1. ## incresing/decreasing functions

show that the function $f(x)=\frac{-x^3}{3} + x^2 -x +14$ is a decreasing function

I just cant prove that $f'(x) < 0$

2. Hello,
Originally Posted by Musab
I just cant prove that $f'(x) < 0$
In this case $f'$ is a quadratic function. If you manage to factor it it'll be easy to show that $f'(x)<0$.

3. yes,

but I still cant solve it

4. Why, what have you got?

5. ## Decreasing function

It's easy bro. Once you've gotten $f'(x)$, just put it $= 0$ to get critical points. Then show that $f'(x) < 0$ on either side of the critical point.

I hope that helps.

me07.

6. Originally Posted by Musab
show that the function $f(x)=\frac{-x^3}{3} + x^2 -x +14$ is a decreasing function

I just cant prove that $f'(x) < 0$
function $f(x)=\frac{-x^3}{3} + x^2 -x +14$

differentiate the function $f'(x)=-x^2+2x-1$

$f'(x)=-(x^2-2x+1)$

$f'(x)=-(x-1)^2$

$f'(x)=-(x-1)^2<0;\;always$

since $(x-1)^2\geq 0, \text {being a perfect square}$

So, f(x) is a decreasing function.

7. Originally Posted by Shyam
function $f(x)=\frac{-x^3}{3} + x^2 -x +14$

differentiate the function $f'(x)=-x^2+2x-1$

$f'(x)=-(x^2-2x+1)$

$f'(x)=-(x-1)^2$

$f'(x)=-(x-1)^2<0;\;always$

since $(x-1)^2\geq 0, \text {being a perfect square}$

So, f(x) is a decreasing function.
$f'(x)=-(x-1)^2<0;\;always$

Just wondering I don't think you can say always because when x = 1 this happens

$0 < 0$

which is false

so it should be

$f'(x)=-(x-1)^2<0;\; \text {always, except when x = 1}$

Also at

$f'(1)= 0$

so this is niether decreasing or increasing.

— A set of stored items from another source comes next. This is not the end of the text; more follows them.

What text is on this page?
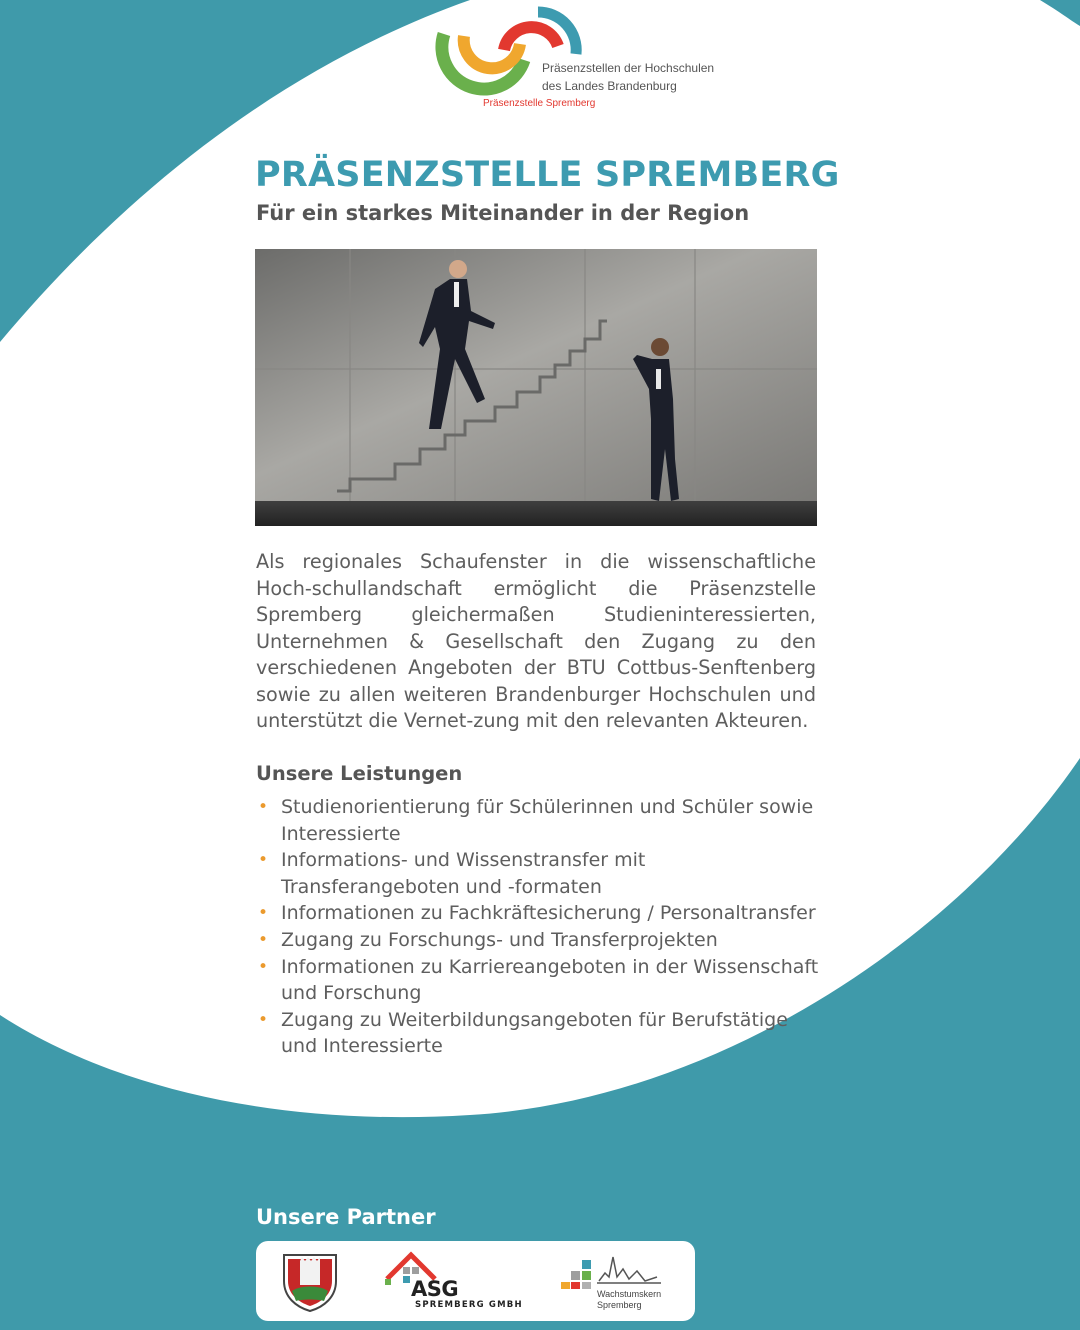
Präsenzstellen der Hochschulen
des Landes Brandenburg
Präsenzstelle Spremberg
PRÄSENZSTELLE SPREMBERG
Für ein starkes Miteinander in der Region

Als regionales Schaufenster in die wissenschaftliche Hoch-schullandschaft ermöglicht die Präsenzstelle Spremberg gleichermaßen Studieninteressierten, Unternehmen & Gesellschaft den Zugang zu den verschiedenen Angeboten der BTU Cottbus-Senftenberg sowie zu allen weiteren Brandenburger Hochschulen und unterstützt die Vernet-zung mit den relevanten Akteuren.

Unsere Leistungen
• Studienorientierung für Schülerinnen und Schüler sowie Interessierte
• Informations- und Wissenstransfer mit Transferangeboten und -formaten
• Informationen zu Fachkräftesicherung / Personaltransfer
• Zugang zu Forschungs- und Transferprojekten
• Informationen zu Karriereangeboten in der Wissenschaft und Forschung
• Zugang zu Weiterbildungsangeboten für Berufstätige und Interessierte
Unsere Partner
ASG
SPREMBERG GMBH
Wachstumskern
Spremberg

8. A *strictly* decreasing function has its derivative less than zero everywhere.

A function which is just "decreasing" has its derivative less than or equal to zero everywhere.

That is, its gradient is allowed to be zero at certain points, just never positive.

You've been asked to show that this function is decreasing, not that it is strictly decreasing.

It's a subtle point but one worth taking on board.